Отвечая на анкету «Вопросов литературы», Казаков написал: «Мне кажется, что каждый писатель, имеющий смелость причислять себя к настоящей литературе, занят всю жизнь одним и тем же кругом проблем. Счастье и его природа, страдание и преодоление их, нравственный долг перед народом, любовь, осмысление самого себя, отношение к труду, живучесть грязных инстинктов — вот некоторые из проблем, которые меня занимают. Эти же проблемы, по разному поставленные, я постоянно встречаю в произведениях всех наших наиболее талантливых прозаиков и поэтов».
Обнимаю тебя, Юрий Павлович! Радуюсь тому, что ты трудишься, что ты рядом, пускай не в Москве, а в Абрамцеве, это недалеко, когда-нибудь можно и повидаться, плачу и рыдаю, когда встречаю вдруг твою прозу, светящуюся, фосфоресцирующую.
[Статья написана к 50-летию Юрия Казакова.

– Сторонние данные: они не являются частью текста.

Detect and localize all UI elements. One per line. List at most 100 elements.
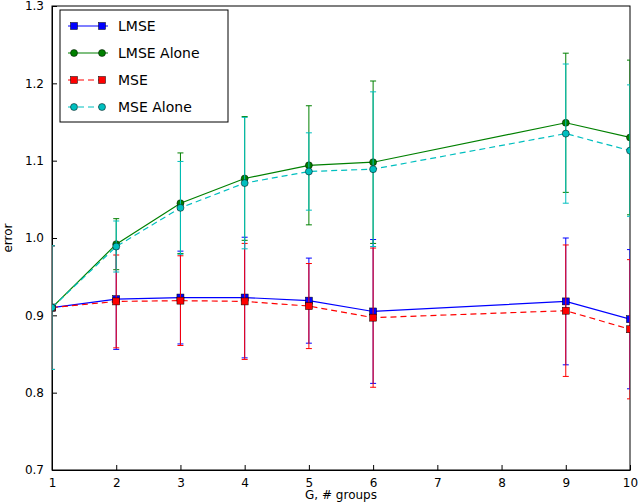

Опубликована: «Литературная Россия», 1977, 12 августа. Печатается по тексту газеты.]
Счастливая и трудная судьба Льва Кривенко
Он умер нестарым человеком от тяжелой болезни. Много страдал, бедствовал. Долго не мог напечатать из того, что писал всю жизнь. Его сверстники и те, кто был моложе, быстро обгоняли его в изданиях, благоустройстве, благополучии. И тем не менее его писательскую судьбу можно назвать счастливой — он писал всегда только то, что хотел, и делал в жизни то, что ему нравилось и помогало писанию. В его работе, какой бы медленной и трудной она ни казалась, не было натуги. В ней была внутренняя свобода. И такой же — внутренне свободной — он устроил свою жизнь. Писал он о сокровенном, о любимом и почти постоянно об одном: об испытаниях, которым подвергается молодой человек на войне. Были и другие важные для него темы, но эта оставалась важнейшей. С нею он и пришел в институт.
Известная фраза Достоевского о том, что человеку для счастья нужно столько же счастья, сколько и несчастья, как нельзя более подходит к доле писателя. Сервантес был глубоко несчастен как человек и глубоко счастлив как писатель.
Я помню Льва Кривенко в Литературном институте сорок шестого года: он был худ, чубат, быстр в движениях, любил шутки, подначки, возню в коридорах, игру в волейбол во дворе института, всегда был настроен насмешливо, в веселых глазах под тяжелыми бровями посверкивала неугомонная чертовщина. И, однако, он готовился к жизни писателя серьезней всех нас. Ходил он в длинной черной шинели и носил, кажется, флотскую фуражку с крабом. Почему флотскую, не знаю. На войне он был пехотинцем. На его долю выпали трудные начальные годы, потрясшие навсегда. Уже в первых своих литературных попытках он стремился достичь предельной достоверности и искренности в описании человека на войне: человек был человечен, а война была войной, то есть обыкновенным, будничным, страшным, античеловеческим делом. Кривенко писал военную книгу всю жизнь. Как алхимик в поисках волшебного камня, так писатель — в ту пору совсем молодой, не имевший за душой ничего, кроме жажды писательства и юного кровавого опыта, действовавший, скорее, по наитию, чем по твердому пониманию законов искусства, — рылся в словах, мучил их, ломал, переставлял, перетряхивал, как землю на лотке, ища драгоценное сверкание — крупицу истины.